Ocoee is the second full-length release from Nashville, TN-based Drumming Bird, led by frontman/guitarist/singer Austin Sawyer. He describes the album as a “love letter to East Tennessee” with lyrical imagery set around the small town that shares its name with the album.
Instrumentation on Ocoee is straight-ahead Americana. Drumming Bird uses vocals, guitars (acoustic and electric), bass, drums and the classic keyboard sounds: piano, electric piano and a variety of organs. Most vocals are handled by Sawyer; nice female backing work is sprinkled throughout. There aren’t many surprises; the radio-friendly album was recorded in central Tennessee, and reflects that typical sound.
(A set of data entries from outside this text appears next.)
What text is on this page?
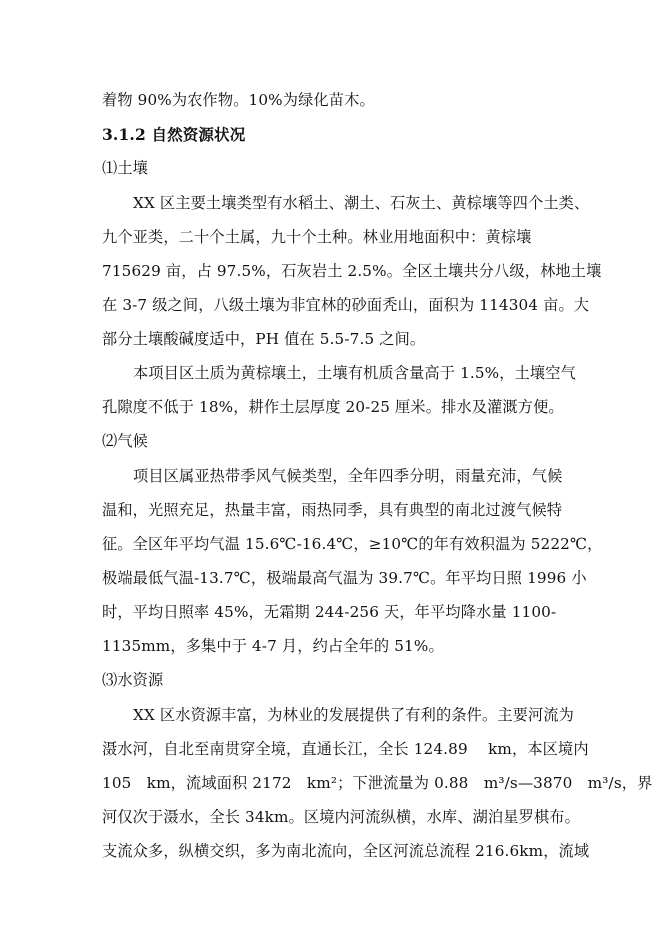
着物 90%为农作物。10%为绿化苗木。
3.1.2 自然资源状况
⑴土壤
XX 区主要土壤类型有水稻土、潮土、石灰土、黄棕壤等四个土类、
九个亚类，二十个土属，九十个土种。林业用地面积中：黄棕壤
715629 亩，占 97.5%，石灰岩土 2.5%。全区土壤共分八级，林地土壤
在 3-7 级之间，八级土壤为非宜林的砂面秃山，面积为 114304 亩。大
部分土壤酸碱度适中，PH 值在 5.5-7.5 之间。
本项目区土质为黄棕壤土，土壤有机质含量高于 1.5%，土壤空气
孔隙度不低于 18%，耕作土层厚度 20-25 厘米。排水及灌溉方便。
⑵气候
项目区属亚热带季风气候类型，全年四季分明，雨量充沛，气候
温和，光照充足，热量丰富，雨热同季，具有典型的南北过渡气候特
征。全区年平均气温 15.6℃-16.4℃，≥10℃的年有效积温为 5222℃，
极端最低气温-13.7℃，极端最高气温为 39.7℃。年平均日照 1996 小
时，平均日照率 45%，无霜期 244-256 天，年平均降水量 1100-
1135mm，多集中于 4-7 月，约占全年的 51%。
⑶水资源
XX 区水资源丰富，为林业的发展提供了有利的条件。主要河流为
滠水河，自北至南贯穿全境，直通长江，全长 124.89　 km，本区境内
105　km，流域面积 2172　km²；下泄流量为 0.88　m³/s—3870　m³/s，界
河仅次于滠水，全长 34km。区境内河流纵横，水库、湖泊星罗棋布。
支流众多，纵横交织，多为南北流向，全区河流总流程 216.6km，流域
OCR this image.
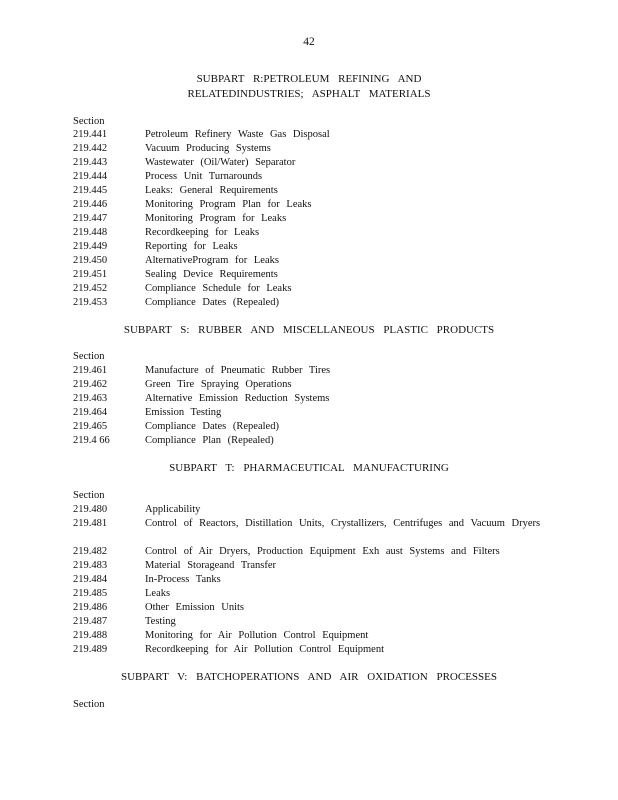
42
SUBPART R:PETROLEUM REFINING AND
RELATEDINDUSTRIES; ASPHALT MATERIALS
Section
219.441	Petroleum Refinery Waste Gas Disposal
219.442	Vacuum Producing Systems
219.443	Wastewater (Oil/Water) Separator
219.444	Process Unit Turnarounds
219.445	Leaks: General Requirements
219.446	Monitoring Program Plan for Leaks
219.447	Monitoring Program for Leaks
219.448	Recordkeeping for Leaks
219.449	Reporting for Leaks
219.450	AlternativeProgram for Leaks
219.451	Sealing Device Requirements
219.452	Compliance Schedule for Leaks
219.453	Compliance Dates (Repealed)
SUBPART S: RUBBER AND MISCELLANEOUS PLASTIC PRODUCTS
Section
219.461	Manufacture of Pneumatic Rubber Tires
219.462	Green Tire Spraying Operations
219.463	Alternative Emission Reduction Systems
219.464	Emission Testing
219.465	Compliance Dates (Repealed)
219.4 66	Compliance Plan (Repealed)
SUBPART T: PHARMACEUTICAL MANUFACTURING
Section
219.480	Applicability
219.481	Control of Reactors, Distillation Units, Crystallizers, Centrifuges and Vacuum Dryers
219.482	Control of Air Dryers, Production Equipment Exh aust Systems and Filters
219.483	Material Storageand Transfer
219.484	In-Process Tanks
219.485	Leaks
219.486	Other Emission Units
219.487	Testing
219.488	Monitoring for Air Pollution Control Equipment
219.489	Recordkeeping for Air Pollution Control Equipment
SUBPART V: BATCHOPERATIONS AND AIR OXIDATION PROCESSES
Section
It’s well-executed, to be sure. Arrangements are planned and taut, and serve the catchy songs well. “Nights Turn to Nothing” is a great example of this with its layers of piano, organ and slide guitar backing a lovely vocal duet which builds up into a just-right guitar lead. “Weekend Fisherman,” too, changes its texture throughout with nicely-effected slide guitar and a wash of backing vocals adding continued interest underneath the story. Upon repeated listenings of Ocoee, you’ll discover your own little easter eggs, such as the tinkly piano on the second verse of “Living On Your Own.”
For this genre, lyrics are key, and those on Ocoee are generally strong. Some are insightful (“Putting up with a heart of gold is hard” / “Living on your own is cool till everyone’s gone”), and some paint a picture of East Tennessee life (“Sunset cast fire upon the river” / “You were a weekend fisherman, a lousy caster”). Drumming Bird’s imagery puts us right in the story.
If I’d change anything on the record, it would be the mix. For me, the vocals are just a bit low--I want to hear the stories a bit more clearly. The title track, especially, was muddy: the drums are buried, and there seems to be some distortion with the mastering. It’s an odd result, given how the rest of the album is so nicely balanced.
These comments aside, Ocoee is an enjoyable spin. These are well-crafted, well-played songs that celebrate small-town Tennessee life. Well done!